This invention relates to fiber optic devices and, more particularly, to devices for monitoring, switching, attenuating or distributing optical signals in fibers.
Optical transmission systems are being developed to handle large amounts of communications traffic. One type of optical transmission system uses optical fibers as the transmitting media. Optical fibers with sufficiently low loss for practical long distance optical communication systems have been developed only recently.
Any communication system requires both transmitting and receiving apparatus. It is desirable that the transmitting source have a constant power output that is independent of temperature changes and component aging. One source of optical power is a laser which changes output power in response to changes of both temperature and aging. Output power of the laser can be stabilized by monitoring the light actually coupled into the fiber and by using such light to develop a signal for feedback control of the laser. To effectively monitor such light in the fiber for controlling the laser, a tap should monitor the transmitted light without altering the characteristic of the transmitted power. All transmitted modes should be monitored equally because any substantial preference of one mode or modes over another mode or modes is unsuitable for accurate feedback control of the laser. Available fiber optic taps substantially prefer one optical mode or modes over another mode or modes.
Fiber optic systems need optical tap devices for economically monitoring and controlling the optical power. A wide variety of devices are being developed to fill these needs. Development of a device may result in a specific and perhaps optimum component for each particular application. Such a specific development can be costly. As an alternative a designer may desire to convert the optical signal to an electrical signal and process the latter electronically taking advantage of well developed and versatile electronic technology. This electronic approach introduces noise into the system as well as requiring a source of external power.
Problems created by developing specific components for each application and by converting optical signals to electronic signals for processing are avoided by the use of an optical fiber access port in a tap for monitoring and controlling optical power and for building many optical control devices without substantial further development effort regardless of changes introduced by new fiber materials and structures.
A practical optical communications system requires at least a few different optical devices for establishing desirable interconnection arrangements. Optical switches can be used so that part of the system can be rearranged conveniently either for testing or for providing a variety of communications needs. Additionally, a variable optical attenuator can be used for adjusting the magnitude of power being transmitted in any part of the system. Such attenuators are helpful in setting levels for testing and for establishing some branching arrangements. Another device which facilitates the design of optical communication systems is a multibranch distributor. Such a distributor divides incident light, transmitted along one fiber, into portions for further transmission along two or more other fibers.
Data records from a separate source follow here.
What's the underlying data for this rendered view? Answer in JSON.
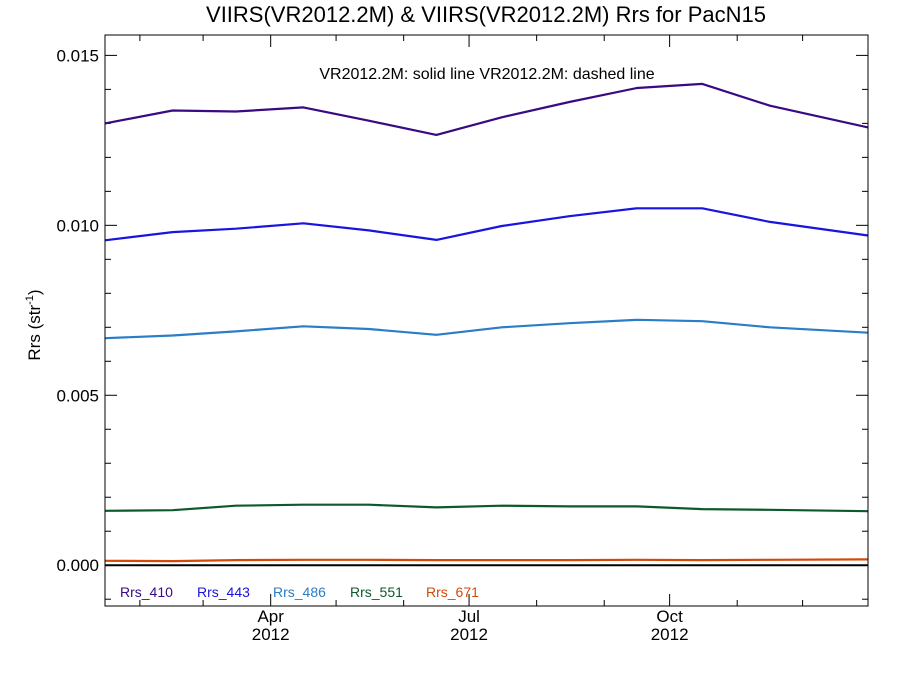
{
  "chart_data": {
    "type": "line",
    "title": "VIIRS(VR2012.2M) & VIIRS(VR2012.2M)  Rrs for PacN15",
    "ylabel_main": "Rrs (str",
    "ylabel_sup": "-1",
    "ylabel_close": ")",
    "annotation": "VR2012.2M: solid line   VR2012.2M: dashed line",
    "xlim": [
      "2012-01-16",
      "2012-12-31"
    ],
    "ylim": [
      -0.0012,
      0.0156
    ],
    "y_ticks": [
      0.0,
      0.005,
      0.01,
      0.015
    ],
    "y_tick_labels": [
      "0.000",
      "0.005",
      "0.010",
      "0.015"
    ],
    "y_minor_step": 0.001,
    "x_ticks": [
      {
        "date": "2012-04-01",
        "month": "Apr",
        "year": "2012"
      },
      {
        "date": "2012-07-01",
        "month": "Jul",
        "year": "2012"
      },
      {
        "date": "2012-10-01",
        "month": "Oct",
        "year": "2012"
      }
    ],
    "x_minor_dates": [
      "2012-02-01",
      "2012-03-01",
      "2012-05-01",
      "2012-06-01",
      "2012-08-01",
      "2012-09-01",
      "2012-11-01",
      "2012-12-01"
    ],
    "zero_line": 0,
    "x": [
      "2012-01-16",
      "2012-02-16",
      "2012-03-16",
      "2012-04-16",
      "2012-05-16",
      "2012-06-16",
      "2012-07-16",
      "2012-08-16",
      "2012-09-16",
      "2012-10-16",
      "2012-11-16",
      "2012-12-31"
    ],
    "series": [
      {
        "name": "Rrs_410",
        "color": "#3a0a82",
        "values": [
          0.013,
          0.01338,
          0.01335,
          0.01347,
          0.01308,
          0.01266,
          0.01318,
          0.01363,
          0.01404,
          0.01416,
          0.01352,
          0.01288
        ]
      },
      {
        "name": "Rrs_443",
        "color": "#1a14e0",
        "values": [
          0.00956,
          0.0098,
          0.0099,
          0.01006,
          0.00985,
          0.00957,
          0.00998,
          0.01027,
          0.0105,
          0.0105,
          0.0101,
          0.0097
        ]
      },
      {
        "name": "Rrs_486",
        "color": "#2a7dc6",
        "values": [
          0.00668,
          0.00676,
          0.00688,
          0.00703,
          0.00695,
          0.00678,
          0.007,
          0.00712,
          0.00722,
          0.00718,
          0.007,
          0.00684
        ]
      },
      {
        "name": "Rrs_551",
        "color": "#0c5a2c",
        "values": [
          0.0016,
          0.00162,
          0.00175,
          0.00178,
          0.00178,
          0.0017,
          0.00175,
          0.00173,
          0.00173,
          0.00165,
          0.00163,
          0.00159
        ]
      },
      {
        "name": "Rrs_671",
        "color": "#d4480a",
        "values": [
          0.00013,
          0.00012,
          0.00015,
          0.00016,
          0.00016,
          0.00015,
          0.00015,
          0.00015,
          0.00016,
          0.00015,
          0.00016,
          0.00017
        ]
      }
    ]
  }
}
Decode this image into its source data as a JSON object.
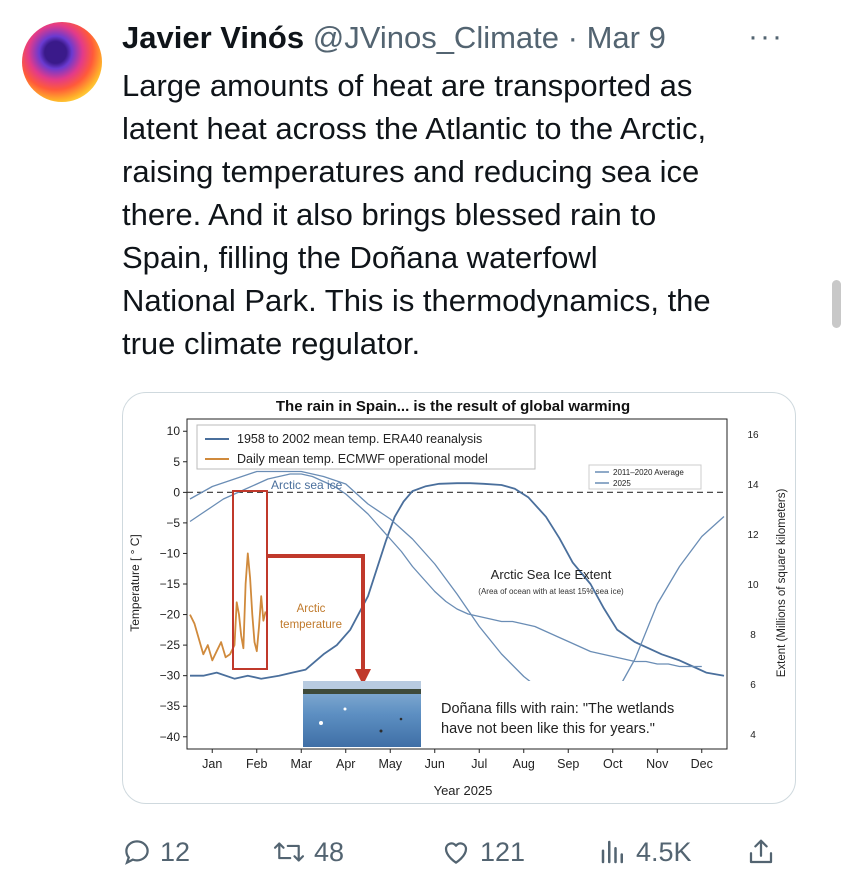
{
  "author": {
    "name": "Javier Vinós",
    "handle": "@JVinos_Climate",
    "separator": "·",
    "date": "Mar 9"
  },
  "more_icon": "···",
  "tweet_lines": [
    "Large amounts of heat are transported as",
    "latent heat across the Atlantic to the Arctic,",
    "raising temperatures and reducing sea ice",
    "there. And it also brings blessed rain to",
    "Spain, filling the Doñana waterfowl",
    "National Park. This is thermodynamics, the",
    "true climate regulator."
  ],
  "actions": {
    "replies": "12",
    "reposts": "48",
    "likes": "121",
    "views": "4.5K"
  },
  "chart_data": {
    "type": "line",
    "title": "The rain in Spain... is the result of global warming",
    "xlabel": "Year 2025",
    "ylabel_left": "Temperature [ ° C]",
    "ylabel_right": "Extent (Millions of square kilometers)",
    "months": [
      "Jan",
      "Feb",
      "Mar",
      "Apr",
      "May",
      "Jun",
      "Jul",
      "Aug",
      "Sep",
      "Oct",
      "Nov",
      "Dec"
    ],
    "ylim_left": [
      -42,
      12
    ],
    "yticks_left": [
      "10",
      "5",
      "0",
      "−5",
      "−10",
      "−15",
      "−20",
      "−25",
      "−30",
      "−35",
      "−40"
    ],
    "yticks_left_values": [
      10,
      5,
      0,
      -5,
      -10,
      -15,
      -20,
      -25,
      -30,
      -35,
      -40
    ],
    "yticks_right": [
      "16",
      "14",
      "12",
      "10",
      "8",
      "6",
      "4"
    ],
    "yticks_right_values": [
      16,
      14,
      12,
      10,
      8,
      6,
      4
    ],
    "legend_top_left": [
      "1958 to 2002 mean temp. ERA40 reanalysis",
      "Daily mean temp. ECMWF operational model"
    ],
    "legend_top_right": [
      "2011–2020 Average",
      "2025"
    ],
    "annotations": {
      "arctic_sea_ice": "Arctic sea ice",
      "arctic_temperature": [
        "Arctic",
        "temperature"
      ],
      "sea_ice_extent": "Arctic Sea Ice Extent",
      "sea_ice_extent_note": "(Area of ocean with at least 15% sea ice)",
      "donana": [
        "Doñana fills with rain: \"The wetlands",
        "have not been like this for years.\""
      ]
    },
    "colors": {
      "temp_mean": "#4a6f9c",
      "temp_daily": "#d08a3c",
      "ice": "#6a8db5",
      "arrow": "#c0392b"
    },
    "series": [
      {
        "name": "1958 to 2002 mean temp. ERA40 reanalysis",
        "x": [
          0,
          0.3,
          0.6,
          1,
          1.3,
          1.6,
          2,
          2.3,
          2.6,
          3,
          3.3,
          3.6,
          4,
          4.2,
          4.4,
          4.6,
          4.8,
          5,
          5.3,
          5.6,
          6,
          6.3,
          6.6,
          7,
          7.3,
          7.6,
          8,
          8.3,
          8.6,
          9,
          9.3,
          9.6,
          10,
          10.3,
          10.6,
          11,
          11.3,
          11.6,
          12
        ],
        "y": [
          -30,
          -30,
          -29.5,
          -30.5,
          -30,
          -30.5,
          -30,
          -29.5,
          -29,
          -26.5,
          -25,
          -22.5,
          -17,
          -12.5,
          -8,
          -4,
          -1.5,
          0.2,
          1,
          1.4,
          1.5,
          1.5,
          1.4,
          1.2,
          0.6,
          -0.8,
          -4,
          -7.5,
          -11.5,
          -15,
          -19,
          -22.5,
          -24.5,
          -25.5,
          -26.5,
          -27.5,
          -28.5,
          -29.5,
          -30
        ]
      },
      {
        "name": "Daily mean temp. ECMWF operational model",
        "x": [
          0,
          0.1,
          0.2,
          0.3,
          0.4,
          0.5,
          0.6,
          0.7,
          0.8,
          0.9,
          1,
          1.05,
          1.1,
          1.15,
          1.2,
          1.25,
          1.3,
          1.35,
          1.4,
          1.45,
          1.5,
          1.55,
          1.6,
          1.65,
          1.7
        ],
        "y": [
          -20,
          -21.5,
          -24,
          -26.5,
          -25,
          -27.5,
          -26,
          -24.5,
          -27,
          -26.5,
          -25,
          -18,
          -20,
          -23.5,
          -25.5,
          -15,
          -10,
          -14,
          -20,
          -24.5,
          -26,
          -22,
          -17,
          -21,
          -19.5
        ]
      },
      {
        "name": "2011–2020 Average",
        "x": [
          0,
          0.5,
          1,
          1.5,
          2,
          2.5,
          3,
          3.5,
          4,
          4.5,
          5,
          5.5,
          6,
          6.5,
          7,
          7.5,
          8,
          8.5,
          9,
          9.5,
          10,
          10.5,
          11,
          11.5,
          12
        ],
        "y": [
          13.4,
          13.9,
          14.2,
          14.5,
          14.5,
          14.5,
          14.3,
          14,
          13.2,
          12.6,
          11.8,
          10.8,
          9.6,
          8.3,
          7.2,
          6.3,
          5.6,
          5.1,
          4.9,
          5.4,
          7,
          9.2,
          10.7,
          11.9,
          12.7
        ]
      },
      {
        "name": "2025",
        "x": [
          0,
          0.25,
          0.5,
          0.75,
          1,
          1.25,
          1.5,
          1.75,
          2,
          2.25,
          2.5,
          2.75,
          3,
          3.25,
          3.5,
          3.75,
          4,
          4.25,
          4.5,
          4.75,
          5,
          5.25,
          5.5,
          5.75,
          6,
          6.25,
          6.5,
          6.75,
          7,
          7.25,
          7.5,
          7.75,
          8,
          8.25,
          8.5,
          8.75,
          9,
          9.25,
          9.5,
          9.75,
          10,
          10.25,
          10.5,
          10.75,
          11,
          11.25,
          11.5
        ],
        "y": [
          12.5,
          12.8,
          13.1,
          13.4,
          13.6,
          13.8,
          14.0,
          14.2,
          14.3,
          14.4,
          14.4,
          14.3,
          14.1,
          13.9,
          13.6,
          13.2,
          12.8,
          12.3,
          11.8,
          11.3,
          10.7,
          10.2,
          9.7,
          9.3,
          9.0,
          8.8,
          8.7,
          8.6,
          8.5,
          8.5,
          8.4,
          8.3,
          8.1,
          7.9,
          7.7,
          7.5,
          7.3,
          7.2,
          7.1,
          7.0,
          6.9,
          6.9,
          6.8,
          6.8,
          6.7,
          6.7,
          6.7
        ]
      }
    ]
  }
}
As in the case of the optical fiber tap, the variable attenuator and the multiple branch distributor should perform their designated functions without substantial preference of some mode or modes over another mode or modes. Accurate transmission of information often requires faithful communication of the input signal characteristic throughout the system.
Available fiber optic devices are relatively complicated and expensive devices whereas it is desirable for reasons of cost and ease of operation to have simple, inexpensive fiber optic devices. Such simple, inexpensive devices enhance the practicality of optical communications systems arrangements.
These problems of complicated design, high cost and mode selectivity of the existing fiber optical devices are solved by a group of fiber optic devices, each including an access port.
It is an object to provide a family of simple fiber optic devices for coupling optical power between fibers.
It is a further object to provide fiber optic devices which are substantially insensitive to optical modes carried by a fiber.
It is another object to provide a basic unit for constructing different optical control devices.